Golden Dawn now sit in the Greek Parliament. The National Front achieved their highest ever vote share in France.

Yet in Britain the BNP vote collapsed last week, with all their councillors up for re-election going down to defeat, and the party coming last in the London mayorals. Baroness Warsi got into considerable trouble for suggesting that UKIP, which averaged 13% of the vote in seats it contested, had come to some kind of arrangement with Nick Griffin’s party.

The view seemed rather odd to me. My occasional forays into the darker areas of internet politics showed much of the BNP think UKIP is an MI6 plot to divert nationalist and anti-European support into an incompetent Dad’s Army. That both Norman Tebbit and Nigel Farage suspected this back in 2001 is all the proof they need.

For my own part I think UKIP and the BNP are quite fundamentally different. It is only the tortured simplicity of the ‘left/right’ spectrum that puts them near each other. UKIP are the Tory Party in exile, the boat children of Maastricht, clinging to the Thatcher Dolchstosslegend of 1990.

They exist as a study in what the Tory Party might have become had John Major been overthrown in the early nineties. Despite their Euro-obsessionism, there’s little in their manifesto you wouldn’t find in the archives of the Adam Smith Institute or Policy Exchange.

The British National Party are the most prominent incarnation of a political jumble including the National Front, New Nationalist Party, EDL and a host of splinter groups leading back to the League of Empire Loyalists and the BUF.  A group of people, angry and not entirely sure why, electorally successful in inverse proportion to the number of jackboots visible.

While they may occasionally be joined, and led, by a member of the upper classes (such as their current Cantabrian chairman), their support mainly comes from the losers of modern Britain. Feeling there’s an injustice, but lacking the political framework to express it, they’re easy prey for those who can provide a scapegoat.
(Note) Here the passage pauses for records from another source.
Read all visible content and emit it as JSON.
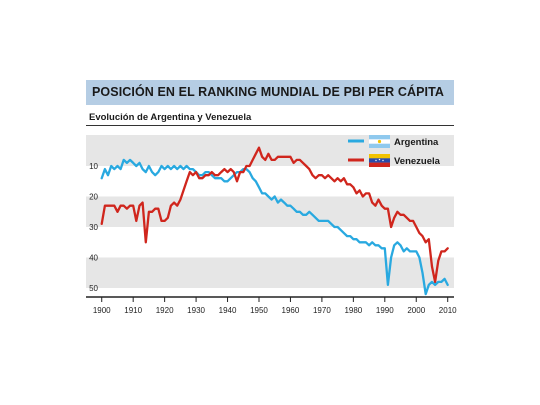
{
  "title": "POSICIÓN EN EL RANKING MUNDIAL DE PBI PER CÁPITA",
  "subtitle": "Evolución de Argentina y Venezuela",
  "colors": {
    "argentina": "#29a9e0",
    "venezuela": "#d0261d",
    "band": "#e6e6e6",
    "title_bg": "#b5cde4"
  },
  "legend": [
    {
      "name": "Argentina",
      "icon": "argentina-flag-icon"
    },
    {
      "name": "Venezuela",
      "icon": "venezuela-flag-icon"
    }
  ],
  "chart_data": {
    "type": "line",
    "title": "POSICIÓN EN EL RANKING MUNDIAL DE PBI PER CÁPITA",
    "subtitle": "Evolución de Argentina y Venezuela",
    "xlabel": "",
    "ylabel": "",
    "xlim": [
      1895,
      2012
    ],
    "ylim": [
      1,
      55
    ],
    "y_inverted": true,
    "x_ticks": [
      1900,
      1910,
      1920,
      1930,
      1940,
      1950,
      1960,
      1970,
      1980,
      1990,
      2000,
      2010
    ],
    "y_ticks": [
      10,
      20,
      30,
      40,
      50
    ],
    "bands": [
      [
        1,
        10
      ],
      [
        20,
        30
      ],
      [
        40,
        50
      ]
    ],
    "legend_position": "top-right",
    "series": [
      {
        "name": "Argentina",
        "x": [
          1900,
          1901,
          1902,
          1903,
          1904,
          1905,
          1906,
          1907,
          1908,
          1909,
          1910,
          1911,
          1912,
          1913,
          1914,
          1915,
          1916,
          1917,
          1918,
          1919,
          1920,
          1921,
          1922,
          1923,
          1924,
          1925,
          1926,
          1927,
          1928,
          1929,
          1930,
          1931,
          1932,
          1933,
          1934,
          1935,
          1936,
          1937,
          1938,
          1939,
          1940,
          1941,
          1942,
          1943,
          1944,
          1945,
          1946,
          1947,
          1948,
          1949,
          1950,
          1951,
          1952,
          1953,
          1954,
          1955,
          1956,
          1957,
          1958,
          1959,
          1960,
          1961,
          1962,
          1963,
          1964,
          1965,
          1966,
          1967,
          1968,
          1969,
          1970,
          1971,
          1972,
          1973,
          1974,
          1975,
          1976,
          1977,
          1978,
          1979,
          1980,
          1981,
          1982,
          1983,
          1984,
          1985,
          1986,
          1987,
          1988,
          1989,
          1990,
          1991,
          1992,
          1993,
          1994,
          1995,
          1996,
          1997,
          1998,
          1999,
          2000,
          2001,
          2002,
          2003,
          2004,
          2005,
          2006,
          2007,
          2008,
          2009,
          2010
        ],
        "values": [
          14,
          11,
          13,
          10,
          11,
          10,
          11,
          8,
          9,
          8,
          9,
          10,
          9,
          11,
          12,
          10,
          12,
          13,
          12,
          10,
          11,
          10,
          11,
          10,
          11,
          10,
          11,
          10,
          11,
          11,
          12,
          13,
          13,
          12,
          12,
          13,
          14,
          14,
          14,
          15,
          15,
          14,
          13,
          12,
          12,
          11,
          11,
          12,
          14,
          15,
          17,
          19,
          19,
          20,
          21,
          20,
          22,
          21,
          22,
          23,
          23,
          24,
          25,
          25,
          26,
          26,
          25,
          26,
          27,
          28,
          28,
          28,
          28,
          29,
          30,
          30,
          31,
          32,
          33,
          33,
          34,
          34,
          35,
          35,
          35,
          36,
          35,
          36,
          36,
          37,
          37,
          49,
          40,
          36,
          35,
          36,
          38,
          37,
          38,
          38,
          38,
          40,
          45,
          52,
          49,
          48,
          49,
          48,
          48,
          47,
          49
        ]
      },
      {
        "name": "Venezuela",
        "x": [
          1900,
          1901,
          1902,
          1903,
          1904,
          1905,
          1906,
          1907,
          1908,
          1909,
          1910,
          1911,
          1912,
          1913,
          1914,
          1915,
          1916,
          1917,
          1918,
          1919,
          1920,
          1921,
          1922,
          1923,
          1924,
          1925,
          1926,
          1927,
          1928,
          1929,
          1930,
          1931,
          1932,
          1933,
          1934,
          1935,
          1936,
          1937,
          1938,
          1939,
          1940,
          1941,
          1942,
          1943,
          1944,
          1945,
          1946,
          1947,
          1948,
          1949,
          1950,
          1951,
          1952,
          1953,
          1954,
          1955,
          1956,
          1957,
          1958,
          1959,
          1960,
          1961,
          1962,
          1963,
          1964,
          1965,
          1966,
          1967,
          1968,
          1969,
          1970,
          1971,
          1972,
          1973,
          1974,
          1975,
          1976,
          1977,
          1978,
          1979,
          1980,
          1981,
          1982,
          1983,
          1984,
          1985,
          1986,
          1987,
          1988,
          1989,
          1990,
          1991,
          1992,
          1993,
          1994,
          1995,
          1996,
          1997,
          1998,
          1999,
          2000,
          2001,
          2002,
          2003,
          2004,
          2005,
          2006,
          2007,
          2008,
          2009,
          2010
        ],
        "values": [
          29,
          23,
          23,
          23,
          23,
          25,
          23,
          23,
          24,
          23,
          23,
          28,
          23,
          22,
          35,
          25,
          25,
          24,
          24,
          28,
          28,
          27,
          23,
          22,
          23,
          21,
          18,
          15,
          12,
          13,
          12,
          14,
          14,
          13,
          13,
          12,
          13,
          13,
          12,
          11,
          12,
          11,
          12,
          15,
          12,
          12,
          10,
          10,
          8,
          6,
          4,
          7,
          8,
          6,
          8,
          8,
          7,
          7,
          7,
          7,
          7,
          9,
          8,
          8,
          9,
          10,
          11,
          13,
          14,
          13,
          13,
          14,
          13,
          14,
          15,
          14,
          15,
          14,
          16,
          16,
          17,
          19,
          18,
          20,
          19,
          19,
          22,
          23,
          21,
          23,
          24,
          24,
          30,
          27,
          25,
          26,
          26,
          27,
          28,
          28,
          30,
          32,
          33,
          35,
          34,
          43,
          48,
          41,
          38,
          38,
          37
        ]
      }
    ]
  }
}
Fascism is the failure of social democracy. It springs up when parties which claim to speak for the people stop doing so. It is a denial shouted in the face of the notion that there is, ‘no other nexus between man and man than naked self-interest, than callous cash payment’. We are social creatures, we need other people. You can’t change that any more than you can change your need for oxygen. In the absence of a message of a socialism based on freedom and justice, some will turn to a nationalism based on blood and soil.
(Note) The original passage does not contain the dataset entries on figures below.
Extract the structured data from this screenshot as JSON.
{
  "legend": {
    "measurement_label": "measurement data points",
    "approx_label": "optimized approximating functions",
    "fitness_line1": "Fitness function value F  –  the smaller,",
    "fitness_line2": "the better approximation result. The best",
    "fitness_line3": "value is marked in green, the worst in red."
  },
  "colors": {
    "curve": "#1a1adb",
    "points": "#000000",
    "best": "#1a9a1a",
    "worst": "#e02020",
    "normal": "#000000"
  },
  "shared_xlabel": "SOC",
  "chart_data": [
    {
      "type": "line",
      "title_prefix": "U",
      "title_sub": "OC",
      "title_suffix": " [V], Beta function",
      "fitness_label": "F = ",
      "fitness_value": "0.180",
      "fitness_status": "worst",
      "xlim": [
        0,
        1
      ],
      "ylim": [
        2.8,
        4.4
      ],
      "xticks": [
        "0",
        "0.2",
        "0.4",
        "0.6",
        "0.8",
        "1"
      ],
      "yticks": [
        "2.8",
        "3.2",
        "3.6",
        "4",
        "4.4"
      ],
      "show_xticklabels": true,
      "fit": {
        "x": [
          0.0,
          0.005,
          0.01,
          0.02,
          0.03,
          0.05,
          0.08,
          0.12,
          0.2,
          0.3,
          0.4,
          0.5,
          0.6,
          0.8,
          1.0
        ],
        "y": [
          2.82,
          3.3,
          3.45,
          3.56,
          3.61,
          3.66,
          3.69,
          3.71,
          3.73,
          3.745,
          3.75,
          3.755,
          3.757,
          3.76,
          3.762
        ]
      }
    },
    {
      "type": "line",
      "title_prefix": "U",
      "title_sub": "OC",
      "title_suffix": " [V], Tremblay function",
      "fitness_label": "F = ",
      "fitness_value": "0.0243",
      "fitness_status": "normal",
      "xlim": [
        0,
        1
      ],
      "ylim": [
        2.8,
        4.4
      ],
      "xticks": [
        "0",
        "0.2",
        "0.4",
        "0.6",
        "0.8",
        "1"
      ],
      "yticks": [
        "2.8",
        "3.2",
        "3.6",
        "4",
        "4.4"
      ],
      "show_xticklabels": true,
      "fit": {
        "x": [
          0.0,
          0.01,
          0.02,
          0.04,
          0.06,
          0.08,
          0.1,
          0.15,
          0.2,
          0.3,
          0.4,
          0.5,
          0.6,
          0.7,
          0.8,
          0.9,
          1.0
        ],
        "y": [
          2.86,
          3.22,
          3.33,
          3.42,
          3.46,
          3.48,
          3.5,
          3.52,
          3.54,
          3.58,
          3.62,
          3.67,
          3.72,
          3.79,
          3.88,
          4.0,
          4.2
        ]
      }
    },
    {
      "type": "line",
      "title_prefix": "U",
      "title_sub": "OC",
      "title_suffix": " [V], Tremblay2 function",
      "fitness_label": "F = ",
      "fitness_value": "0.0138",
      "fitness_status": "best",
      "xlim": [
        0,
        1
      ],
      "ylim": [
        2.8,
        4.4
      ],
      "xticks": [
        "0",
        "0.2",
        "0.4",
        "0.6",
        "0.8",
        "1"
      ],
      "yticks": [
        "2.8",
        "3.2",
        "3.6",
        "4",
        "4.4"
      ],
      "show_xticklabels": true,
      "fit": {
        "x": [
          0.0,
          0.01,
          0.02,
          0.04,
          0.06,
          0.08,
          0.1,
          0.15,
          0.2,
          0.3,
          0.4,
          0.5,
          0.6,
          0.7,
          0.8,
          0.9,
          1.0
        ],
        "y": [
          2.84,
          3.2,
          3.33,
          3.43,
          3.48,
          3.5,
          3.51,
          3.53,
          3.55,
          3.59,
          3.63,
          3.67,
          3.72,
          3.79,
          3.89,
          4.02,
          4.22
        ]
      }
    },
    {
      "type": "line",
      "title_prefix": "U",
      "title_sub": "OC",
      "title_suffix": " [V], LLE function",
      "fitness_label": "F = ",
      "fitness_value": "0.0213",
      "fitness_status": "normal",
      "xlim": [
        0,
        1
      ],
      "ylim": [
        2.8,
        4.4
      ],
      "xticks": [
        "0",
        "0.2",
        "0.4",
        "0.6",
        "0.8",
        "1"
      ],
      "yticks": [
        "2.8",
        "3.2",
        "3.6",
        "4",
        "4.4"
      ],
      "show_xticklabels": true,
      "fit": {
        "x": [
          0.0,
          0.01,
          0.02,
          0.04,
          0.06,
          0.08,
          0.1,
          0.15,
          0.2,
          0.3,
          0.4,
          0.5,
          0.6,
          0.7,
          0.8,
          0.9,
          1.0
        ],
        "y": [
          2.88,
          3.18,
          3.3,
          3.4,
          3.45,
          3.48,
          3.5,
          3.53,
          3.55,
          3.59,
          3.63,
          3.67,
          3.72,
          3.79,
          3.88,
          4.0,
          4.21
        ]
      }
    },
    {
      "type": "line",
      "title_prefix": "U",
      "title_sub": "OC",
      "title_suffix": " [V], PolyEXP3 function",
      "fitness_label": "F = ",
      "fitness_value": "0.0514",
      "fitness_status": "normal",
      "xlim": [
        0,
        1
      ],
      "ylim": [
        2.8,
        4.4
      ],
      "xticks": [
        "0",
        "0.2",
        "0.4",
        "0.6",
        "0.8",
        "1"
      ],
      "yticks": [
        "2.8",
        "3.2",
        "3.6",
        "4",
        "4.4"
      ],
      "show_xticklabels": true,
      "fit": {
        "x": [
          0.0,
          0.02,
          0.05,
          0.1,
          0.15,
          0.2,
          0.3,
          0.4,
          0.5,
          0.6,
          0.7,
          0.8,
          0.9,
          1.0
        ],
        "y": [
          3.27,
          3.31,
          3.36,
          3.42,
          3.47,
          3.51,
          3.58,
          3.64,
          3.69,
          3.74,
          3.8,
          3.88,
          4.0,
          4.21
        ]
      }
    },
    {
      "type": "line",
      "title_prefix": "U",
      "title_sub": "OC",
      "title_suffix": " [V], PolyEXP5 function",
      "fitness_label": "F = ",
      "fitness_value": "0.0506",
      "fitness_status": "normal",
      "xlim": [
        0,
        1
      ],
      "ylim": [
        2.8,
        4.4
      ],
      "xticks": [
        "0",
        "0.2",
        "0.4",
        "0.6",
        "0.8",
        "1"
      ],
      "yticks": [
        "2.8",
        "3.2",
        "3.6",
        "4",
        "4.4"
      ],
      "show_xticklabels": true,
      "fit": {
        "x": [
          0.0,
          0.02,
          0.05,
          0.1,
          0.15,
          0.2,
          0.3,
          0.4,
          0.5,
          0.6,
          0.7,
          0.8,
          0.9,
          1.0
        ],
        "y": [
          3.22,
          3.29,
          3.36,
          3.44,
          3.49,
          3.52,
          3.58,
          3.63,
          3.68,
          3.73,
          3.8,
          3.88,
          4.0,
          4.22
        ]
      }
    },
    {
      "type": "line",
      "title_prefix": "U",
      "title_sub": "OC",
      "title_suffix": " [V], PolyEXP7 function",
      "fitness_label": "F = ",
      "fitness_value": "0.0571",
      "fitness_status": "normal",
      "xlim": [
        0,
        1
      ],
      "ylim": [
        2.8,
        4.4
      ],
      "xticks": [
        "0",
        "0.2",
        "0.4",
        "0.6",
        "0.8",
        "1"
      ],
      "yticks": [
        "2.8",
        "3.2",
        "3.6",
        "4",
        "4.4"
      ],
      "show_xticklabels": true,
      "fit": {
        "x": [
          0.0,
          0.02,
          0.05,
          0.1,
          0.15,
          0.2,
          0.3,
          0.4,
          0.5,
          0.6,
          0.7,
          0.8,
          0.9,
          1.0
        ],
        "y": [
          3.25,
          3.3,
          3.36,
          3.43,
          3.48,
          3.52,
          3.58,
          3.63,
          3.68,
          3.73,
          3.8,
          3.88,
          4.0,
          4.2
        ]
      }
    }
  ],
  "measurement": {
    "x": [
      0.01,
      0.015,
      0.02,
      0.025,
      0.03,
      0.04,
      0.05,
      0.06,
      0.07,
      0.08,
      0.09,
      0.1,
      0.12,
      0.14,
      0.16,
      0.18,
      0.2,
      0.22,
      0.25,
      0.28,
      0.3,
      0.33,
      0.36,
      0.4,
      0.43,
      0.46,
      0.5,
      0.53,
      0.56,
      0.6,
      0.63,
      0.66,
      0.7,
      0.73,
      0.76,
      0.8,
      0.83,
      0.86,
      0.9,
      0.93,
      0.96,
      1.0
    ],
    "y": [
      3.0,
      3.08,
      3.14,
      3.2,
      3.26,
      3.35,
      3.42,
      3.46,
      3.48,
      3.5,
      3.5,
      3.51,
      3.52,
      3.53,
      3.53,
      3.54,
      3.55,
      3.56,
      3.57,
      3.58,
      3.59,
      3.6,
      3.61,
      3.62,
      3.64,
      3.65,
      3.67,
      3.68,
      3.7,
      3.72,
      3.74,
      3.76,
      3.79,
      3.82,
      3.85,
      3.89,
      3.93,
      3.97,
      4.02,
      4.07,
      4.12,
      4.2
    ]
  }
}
Britain’s original experience with fascism re-enforces this notion. While Oswald Mosley and the Blackshirts after 1932 are well known, the Labour Party has tended to gloss over his road there. Right up until the Labour Party conference of 1930, when Mosley was on the NEC, he got the vote of 40% of the party against its own leadership. The cause was his memorandum, a document revolutionary at the time, recommending a massive program of public works.

Philip Snowden, still wedded to the notion that the Labour Party had to tolerate unemployment to be considered seriously, drove Mosley out of the party. After the disaster of the New Party, Mosley left the country to tour Europe. By the time he returned from Italy and Germany he saw democracy as a lost cause. The rest, as they say, is history.

In 1945 Labour proved you didn’t need blood on the streets to effect change, that a transformation of British politics and society could be brought about by the democratic process, and by trusting the British public. That even the man known as the greatest Briton in history goes down to the will of the people.

The party, buoyed by its gains last week has a fine line to walk. It cannot ignore the electorate, but echoing economics which has failed and continues to fail because Very Serious People say so is the same road to nowhere. We are lucky that the Tories have Nigel Farage stirring up trouble and knocking a few points off them.

We are lucky the BNP are led by a distasteful holocaust denier, rather than a charismatic and organised young woman. We are lucky there is only one Alex Salmond, only one George Galloway and only one Boris Johnson. We need a plan for what happens when our luck runs out.